Tentunya bahwa kita memegang kembali nilai hidup sesuai dengan tata cara yang
berlaku disuatu daerah kita agar mengantisipasi terjadinya krisis nilai budaya
karena akan berpengaruh dengan krisis kemanusian suku MEE di Papua.
Manusia
seharusnya kembali ke prinsip dasar manusia, agar potensi manusia menjadi
seimbang serta menjaga dan mengangkat kodrat manusia sejati guna mencapai
masyarakat yang berbudaya. (Marxisme: Hak
Masyarakat Kultur; hal: 63)
Kadang
kita, lupakan dasar hidup suku MEE di Pegunungan Tengah Papua yang teratur
sebagai dasar yang melandasi tata cara hidup suku MEE. Seperti negara Indonesia
yang melandasi Pancasila sebagai dasar negara. Ingatlah akan dasar hidup suku MEE!
Sebab
demikian, filosofi hidup orang suku MEE merupakan suatu cakupan yang kembali
kepada kesadaran kita (kelompok sosial, kelas sosial dan individu) dengan dasar
hidup yang dalamnya berbunyi DOU, GAI dan EKOWAI. Artinya bahwa bila kita sudah
mengetahui dengan indra kita, harus berpikir, agar kerjanya sesuai dengan apa
yang kita pikirkan. Disamping itu, banyak nilai dari adat dan budaya yang kita
punyai. Misalkan: Konaiyo teduaii, yagamoo
yoka modogako artinya bahwa dilarang potong kumis sementara istri hamil.

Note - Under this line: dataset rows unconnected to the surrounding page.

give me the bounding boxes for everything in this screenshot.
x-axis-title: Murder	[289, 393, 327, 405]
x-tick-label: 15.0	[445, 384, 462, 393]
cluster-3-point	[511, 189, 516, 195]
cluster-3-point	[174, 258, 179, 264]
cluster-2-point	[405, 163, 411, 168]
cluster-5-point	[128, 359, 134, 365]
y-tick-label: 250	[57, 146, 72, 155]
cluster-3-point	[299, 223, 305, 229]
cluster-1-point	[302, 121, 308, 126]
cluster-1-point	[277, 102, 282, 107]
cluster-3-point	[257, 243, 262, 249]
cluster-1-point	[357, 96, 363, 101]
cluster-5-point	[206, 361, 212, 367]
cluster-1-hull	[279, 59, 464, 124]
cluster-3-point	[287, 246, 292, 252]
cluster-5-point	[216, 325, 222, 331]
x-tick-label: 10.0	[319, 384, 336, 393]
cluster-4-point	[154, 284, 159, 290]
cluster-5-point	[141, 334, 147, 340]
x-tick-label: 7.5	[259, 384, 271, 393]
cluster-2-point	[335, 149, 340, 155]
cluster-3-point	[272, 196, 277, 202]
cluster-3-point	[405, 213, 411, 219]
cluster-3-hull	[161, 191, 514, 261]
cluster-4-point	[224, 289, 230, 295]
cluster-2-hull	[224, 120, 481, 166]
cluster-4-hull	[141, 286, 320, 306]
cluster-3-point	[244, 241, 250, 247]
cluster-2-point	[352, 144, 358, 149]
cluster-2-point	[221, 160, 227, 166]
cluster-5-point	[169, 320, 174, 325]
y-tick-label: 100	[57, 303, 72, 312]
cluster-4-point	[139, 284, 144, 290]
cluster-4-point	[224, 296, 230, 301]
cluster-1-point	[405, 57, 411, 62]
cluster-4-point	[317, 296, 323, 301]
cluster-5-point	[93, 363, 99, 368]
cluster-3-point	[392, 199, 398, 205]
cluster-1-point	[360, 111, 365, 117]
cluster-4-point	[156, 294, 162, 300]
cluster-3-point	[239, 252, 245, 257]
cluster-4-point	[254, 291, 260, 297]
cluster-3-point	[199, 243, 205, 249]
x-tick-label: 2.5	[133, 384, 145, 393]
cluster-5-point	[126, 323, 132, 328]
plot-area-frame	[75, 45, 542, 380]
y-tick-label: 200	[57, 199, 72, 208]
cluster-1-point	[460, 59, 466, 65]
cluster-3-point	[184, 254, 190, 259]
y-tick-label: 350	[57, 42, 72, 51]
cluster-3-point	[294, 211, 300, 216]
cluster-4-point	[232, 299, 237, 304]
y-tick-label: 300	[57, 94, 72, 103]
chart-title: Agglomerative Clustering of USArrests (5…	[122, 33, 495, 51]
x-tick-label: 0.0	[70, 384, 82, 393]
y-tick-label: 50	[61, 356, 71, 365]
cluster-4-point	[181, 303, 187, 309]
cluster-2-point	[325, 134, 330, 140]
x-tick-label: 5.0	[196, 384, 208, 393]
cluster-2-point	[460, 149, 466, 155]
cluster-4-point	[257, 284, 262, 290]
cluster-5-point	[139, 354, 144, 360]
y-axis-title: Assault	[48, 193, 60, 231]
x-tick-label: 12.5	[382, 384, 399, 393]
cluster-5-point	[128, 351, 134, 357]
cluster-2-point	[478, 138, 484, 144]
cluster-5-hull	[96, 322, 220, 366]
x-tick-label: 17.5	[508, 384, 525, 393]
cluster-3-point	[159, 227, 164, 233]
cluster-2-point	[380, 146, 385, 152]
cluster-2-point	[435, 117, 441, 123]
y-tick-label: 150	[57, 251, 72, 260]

Nilai budaya seperti ini yang kita perlu jaga dengan tujuan untuk menjaga
kelestarian nilai budaya dan melalui nilai budaya suku MEE, kita bisa menentang
budaya dari luar yang datang membawa krisis kemanusian di Papua. (Buletin Woogada Wookebada)
Referensi:
Solaeman
M. Munandar. 2001. Ilmu Budaya Dasar
(Suatu Pengantar). Bandung. PT Rafika Aditama
Silitonga
M. Sabar. 2013. Krisis Nilai Budaya.